Financial Modelling Framework

Introduction

This is a framework to iteratively build and use ‘project finance’ type financial models. It is an alternative to Excel, the dominant method.

It provides

The full source code is here

What is a financial model?

Why does this framework exist?

Excel is very good at building project finance type models. Above all, it is very flexible, which is well suited to the diverse project-finance type models.

That being said, there are reasons to look for alternative. These types of models can grow to be extremely complex, with hundreds of inputs, thousands of rows, and incomprehensible dependency graphs. The modelling community has adapted to this complexity by developing standards and conventions to minimize the problems caused. A few examples:

While these conventions are broadly effective, all of these impose structure on the workbook, but rely on the discipline of the modeller to maintain them. This removal of flexibility in exchange for simplicity and safety is typical of the maturity life-cycle of business process as patterns of common use emerge and complexity increases.

It is often at that stage of the life-cycle that software emerges that implements and enforces those conventions. This has not, to this point, happened for project finance modelling.

This program is an attempt to do that for this domain.

A Model is A Program

A model is, in effect, a program that creates a set of outputs. Every model is different, though (thanks to the conventions) created from largely homogeneous blocks. In this sense a modeller is more like a programmer than a ‘user’ of an application.

Following this analogy, a modeller doesn’t need a program to help them construct models - such a program would necessarily impose too many restrictions on what a user can and can’t do. They need an environment to create programs, in the same way that a software engineer uses an IDE.

Taking inspiration from Portfolio Modelling

In recent years another type of model - the ‘portfolio model’ - has shown signs of moving away from Excel as its main modelling tool.

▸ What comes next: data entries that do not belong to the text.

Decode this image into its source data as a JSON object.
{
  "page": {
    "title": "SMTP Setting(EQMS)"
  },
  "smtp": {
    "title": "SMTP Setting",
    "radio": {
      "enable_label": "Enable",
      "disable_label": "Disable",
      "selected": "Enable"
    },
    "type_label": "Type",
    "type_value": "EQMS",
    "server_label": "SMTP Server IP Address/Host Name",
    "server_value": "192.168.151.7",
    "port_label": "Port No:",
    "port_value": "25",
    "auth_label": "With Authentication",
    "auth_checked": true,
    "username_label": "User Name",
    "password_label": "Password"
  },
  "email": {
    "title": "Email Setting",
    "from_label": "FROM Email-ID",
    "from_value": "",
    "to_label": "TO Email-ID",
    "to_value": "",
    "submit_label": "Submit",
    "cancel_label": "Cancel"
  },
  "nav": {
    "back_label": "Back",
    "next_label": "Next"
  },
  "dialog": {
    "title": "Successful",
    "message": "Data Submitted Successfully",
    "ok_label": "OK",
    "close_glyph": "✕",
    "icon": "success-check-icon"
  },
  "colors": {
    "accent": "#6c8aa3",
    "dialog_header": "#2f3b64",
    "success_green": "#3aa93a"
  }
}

These are analytical and predictive models of large portfolios of financial assets, for example portfolio of credit cards. The credit card provider will send to a prospective financier ‘data tapes’ with historical data about the underlying assets. The financier will ingest, clean and analyze that data for things such as default rates, then build a predictive model on top of it based on assumed (or probabilistic) future default rates to determine its likely future cash-flows and assess whether it’s a good investment for them.1 1 It is, however, often the case that such an asset level model will provide inputs into another model, much more similar to a project finance type model, which will model the liabilities etc.

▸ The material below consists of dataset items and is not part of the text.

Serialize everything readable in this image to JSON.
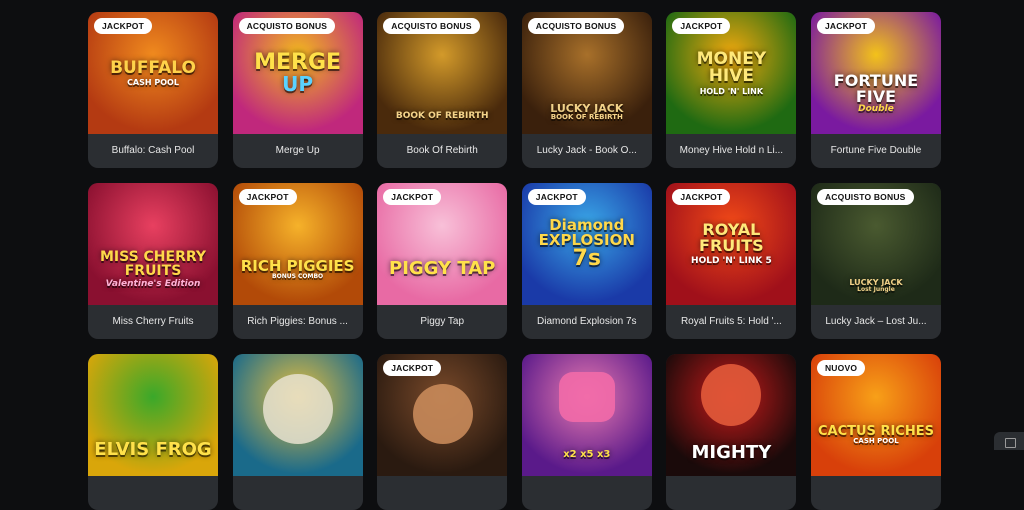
{
  "games": [
    {
      "name": "Buffalo: Cash Pool",
      "badge": "JACKPOT",
      "art": "BUFFALO",
      "art2": "CASH POOL",
      "bg": "#b43a12",
      "bg2": "#f08a1e"
    },
    {
      "name": "Merge Up",
      "badge": "ACQUISTO BONUS",
      "art": "MERGE",
      "art2": "UP",
      "bg": "#c0287c",
      "bg2": "#f2b91e"
    },
    {
      "name": "Book Of Rebirth",
      "badge": "ACQUISTO BONUS",
      "art": "BOOK OF REBIRTH",
      "art2": "",
      "bg": "#4a2a0c",
      "bg2": "#d39a2a"
    },
    {
      "name": "Lucky Jack - Book O...",
      "badge": "ACQUISTO BONUS",
      "art": "LUCKY JACK",
      "art2": "BOOK OF REBIRTH",
      "bg": "#3a200c",
      "bg2": "#a8702a"
    },
    {
      "name": "Money Hive Hold n Li...",
      "badge": "JACKPOT",
      "art": "MONEY HIVE",
      "art2": "HOLD 'N' LINK",
      "bg": "#1f6a12",
      "bg2": "#f0a80e"
    },
    {
      "name": "Fortune Five Double",
      "badge": "JACKPOT",
      "art": "FORTUNE FIVE",
      "art2": "Double",
      "bg": "#7a1aa0",
      "bg2": "#f3c21a"
    },
    {
      "name": "Miss Cherry Fruits",
      "badge": "",
      "art": "MISS CHERRY FRUITS",
      "art2": "Valentine's Edition",
      "bg": "#8a1030",
      "bg2": "#e84060"
    },
    {
      "name": "Rich Piggies: Bonus ...",
      "badge": "JACKPOT",
      "art": "RICH PIGGIES",
      "art2": "BONUS COMBO",
      "bg": "#b24a08",
      "bg2": "#f6b22a"
    },
    {
      "name": "Piggy Tap",
      "badge": "JACKPOT",
      "art": "PIGGY TAP",
      "art2": "",
      "bg": "#e86aa4",
      "bg2": "#f8c0d8"
    },
    {
      "name": "Diamond Explosion 7s",
      "badge": "JACKPOT",
      "art": "Diamond EXPLOSION",
      "art2": "7s",
      "bg": "#1a3aa8",
      "bg2": "#3aa8e8"
    },
    {
      "name": "Royal Fruits 5: Hold '...",
      "badge": "JACKPOT",
      "art": "ROYAL FRUITS",
      "art2": "HOLD 'N' LINK 5",
      "bg": "#a0101a",
      "bg2": "#f24a18"
    },
    {
      "name": "Lucky Jack – Lost Ju...",
      "badge": "ACQUISTO BONUS",
      "art": "LUCKY JACK",
      "art2": "Lost Jungle",
      "bg": "#1e2a18",
      "bg2": "#4a5a30"
    },
    {
      "name": "",
      "badge": "",
      "art": "ELVIS FROG",
      "art2": "",
      "bg": "#d9a60a",
      "bg2": "#3aa82a"
    },
    {
      "name": "",
      "badge": "",
      "art": "",
      "art2": "",
      "bg": "#1a6a8a",
      "bg2": "#e8c040"
    },
    {
      "name": "",
      "badge": "JACKPOT",
      "art": "",
      "art2": "",
      "bg": "#2a1a10",
      "bg2": "#7a4a2a"
    },
    {
      "name": "",
      "badge": "",
      "art": "x2 x5 x3",
      "art2": "",
      "bg": "#5a1a8a",
      "bg2": "#e87ab0"
    },
    {
      "name": "",
      "badge": "",
      "art": "MIGHTY",
      "art2": "",
      "bg": "#1a0a0a",
      "bg2": "#c81a1a"
    },
    {
      "name": "",
      "badge": "NUOVO",
      "art": "CACTUS RICHES",
      "art2": "CASH POOL",
      "bg": "#d8400a",
      "bg2": "#f8a018"
    }
  ]
}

The drive away from Excel for these types of models are based partly on increased statistical sophistication, requiring more advanced stochastic tools, but mostly on the size of the data tapes. They can get extremely large, with hundreds of thousands of assets. This firstly has the consequence that Excel just can’t handle that amount of data well. Secondly, the challenge of cleaning the data is large, and Excel’s tools for this are relatively rudimentary. And finally the amount of data means the value of being able to see all of it, on a line-by-line basis, is much diminished. When you have a million credit cards, the value of looking at a single credit card is minimal. Only aggregates are important. Excel… excels at showing you all the data, all the time. Since this is less necessary, the benefit of Excel is less.

The alternative tools to Excel that have been adopted are less like ‘user applications’, which would not be sufficiently flexible, and more similar to the tools that software engineers use. Data cleaning and manipulation and model building are done in general(ish) purpose programming languages like R and Python, with specialized libraries like R’s Tidyverse and Python’s Pandas. The tools are IDEs like R-Studio, or ‘Notebooks’ like Jupyter, which have the functionality of an IDE with integrated runtimes and better options for display. This solution doesn’t reduce flexibility available to the user (arguably it increases it, since you have a full general purpose programming language at your disposal), while solving many of the above problems.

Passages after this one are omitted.